年齢計算ニ関スル法律が施行されたのは明治35年(1902年)12月22日ですが、当時の日本では出生届の提出が今ほど厳格ではなかったため届け出た誕生日が実際の出生日と異なることも珍しくありませんでした。特に3月下旬に生まれた子供は同学年の中で最後の方になるのはかわいそうだからという親の意向で4月1日生まれとして届け出る事例が多く、4月1日生まれの子供が突出して多くなるという状態になっていました。そしてここに徴兵令が絡んできます。徴兵令は4月1日時点で満20歳に達した青年に兵役の義務を負わせるものですが、国はさらに多くの兵員を集めたいと考えて翌年の4月1日生まれの青年も徴兵の対象になるように「年齢計算ニ関スル法律」を作ったという説があります。これも国益の追求の前には常識は通用しない一例といえるのではないでしょうか?
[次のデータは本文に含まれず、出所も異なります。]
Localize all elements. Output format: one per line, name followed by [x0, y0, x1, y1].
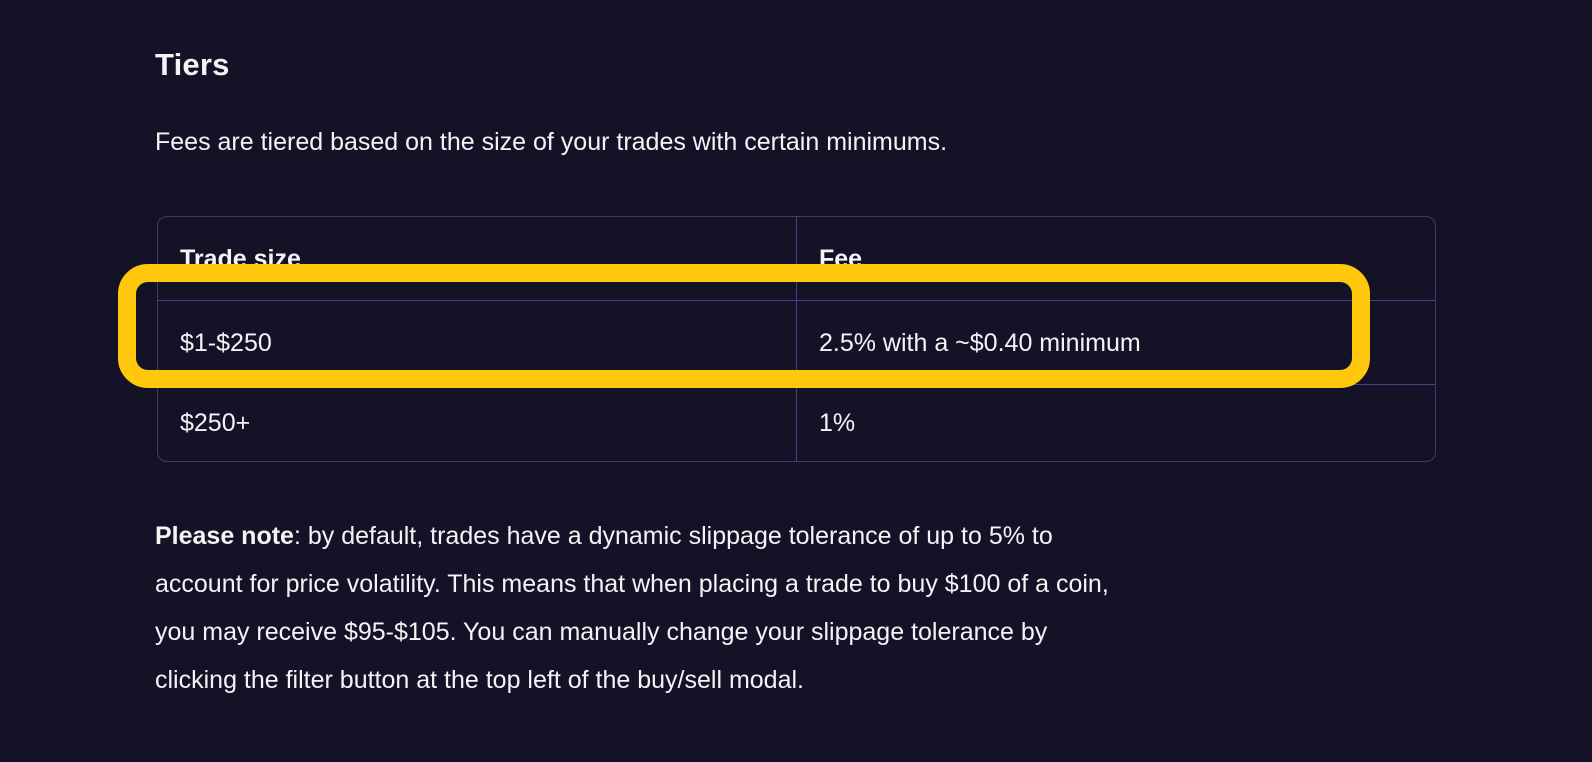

国の行動に整合性が取れない事例は今も当たり前のように存在します。この4月1日から消費税率が5%から8%に引き上げられましたが、本来なら国の無駄をギリギリまで削った後で国民に負担をお願いするはずではなかったでしょうか?それでは実際に国の無駄はギリギリまで削られたのでしょうか?憲法違反が指摘されている国会議員の定数是正も遅々として進まない現状を見るととてもそうとは思えません。アベノミクス第三の矢である成長戦略でも、少子高齢化時代では事実上破綻している現役世代が高齢世代を支える社会保障制度の改革でも、国益・省益(お役人の利益)・政治家の利益(支持母体の既得権)などが厚い壁になっており、なかなか前に進むことができません。このような背景から、これからも国が常識外れの行動を取る事例は数多く出てくるでしょう。相場が決して合理的に動いてくれないように、国家も決して合理的には動いてくれないことを私たちは肝に銘じる必要がありそうですね。